This repository contains our solutions to the assignment problems of the course "CS420/414 : Reinforcement Learning" offered by Dr. Prabuchandran K J at IIT Dharwad
-
Assignment 2 : Bandit Algorithms
- Implemented epsilon-greedy, variable epsilon-greedy, Softmax, Upper Confidence Bound (UCB) and Thompson sampling algorithms for Bernoulli and Normal reward setting.
-
Assignment 3 : Value Based Methods
- A classical maze problem was considered and policy iteration and value iteration were used to solve the problem.
-
Assignment 4 : Sample Based Monte-Carlo and Temporal Difference Methods
- Implemented Every Visit Monte-Carlo, Q-learning and SARSA agents for classical maze and Mountain Car environment.
-
Assignment 5 : Temporal Difference methods with function approximation and Reinforce algorithm.
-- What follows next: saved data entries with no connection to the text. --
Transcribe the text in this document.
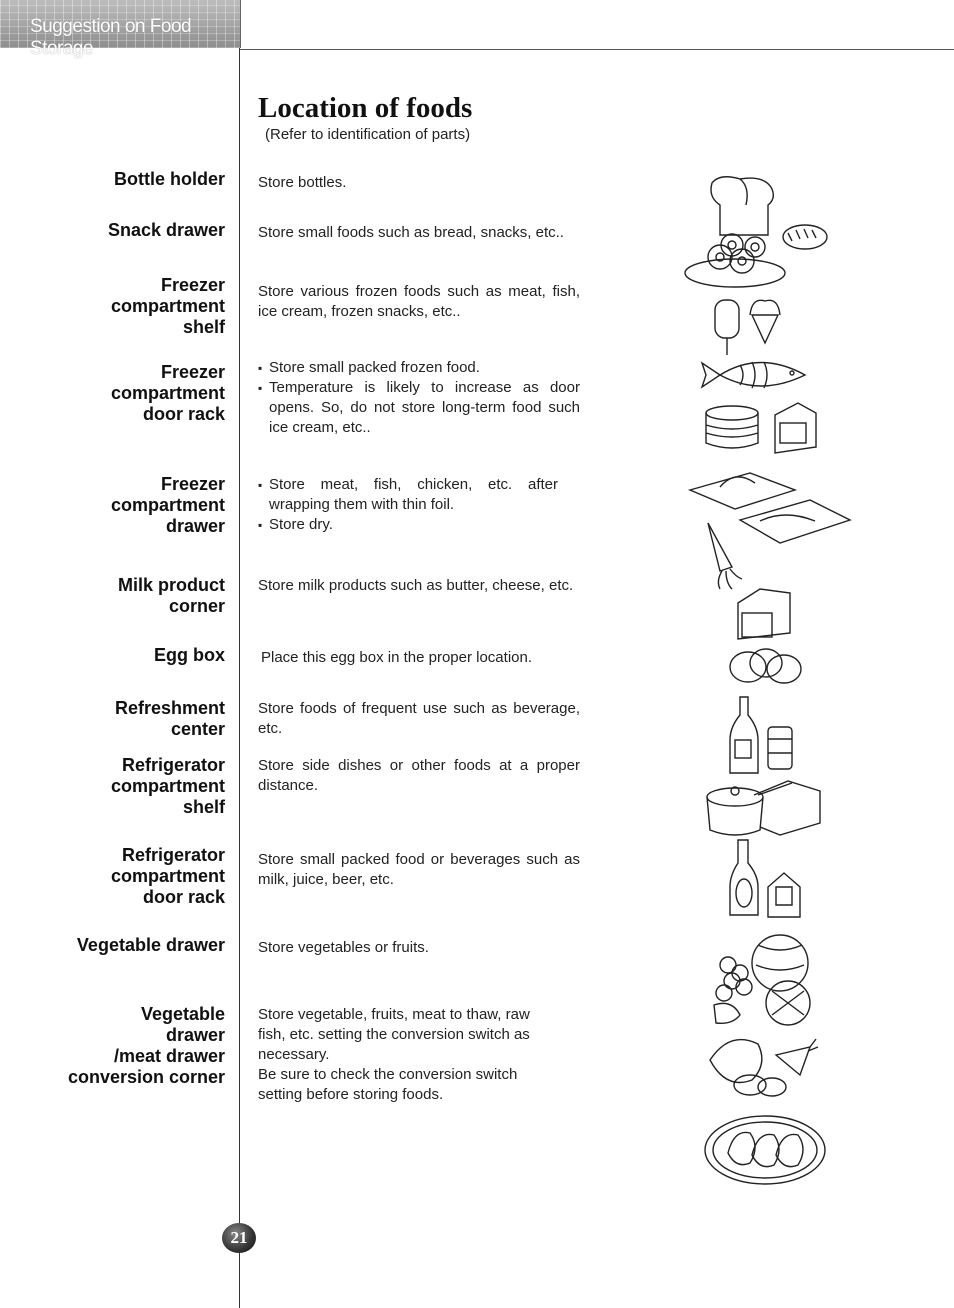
Suggestion on Food Storage
Location of foods
(Refer to identification of parts)
Bottle holder
Snack drawer
Freezer
compartment
shelf
Freezer
compartment
door rack
Freezer
compartment
drawer
Milk product
corner
Egg box
Refreshment
center
Refrigerator
compartment
shelf
Refrigerator
compartment
door rack
Vegetable drawer
Vegetable
drawer
/meat drawer
conversion corner
Store bottles.
Store small foods such as bread, snacks, etc..
Store various frozen foods such as meat, fish, ice cream, frozen snacks, etc..
▪ Store small packed frozen food.
▪ Temperature is likely to increase as door opens. So, do not store long-term food such ice cream, etc..
▪ Store meat, fish, chicken, etc. after wrapping them with thin foil.
▪ Store dry.
Store milk products such as butter, cheese, etc.
Place this egg box in the proper location.
Store foods of frequent use such as beverage, etc.
Store side dishes or other foods at a proper distance.
Store small packed food or beverages such as milk, juice, beer, etc.
Store vegetables or fruits.
Store vegetable, fruits, meat to thaw, raw fish, etc. setting the conversion switch as necessary.
Be sure to check the conversion switch setting before storing foods.
21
- Implemented Q-learning, SARSA with Tile Coding and Radial basis function approximation methods, and Reinforce with and without baseline for Cart Pole and Mountain Car environment.
-
Mini Project : Policy Gradient Algorithms for Atari games
- Trained Ray rllib A2C, A3C and PPO agents for Pong, Breakout and Space Invaders atari environments and compared their results along with expalination of each algorithm in the report.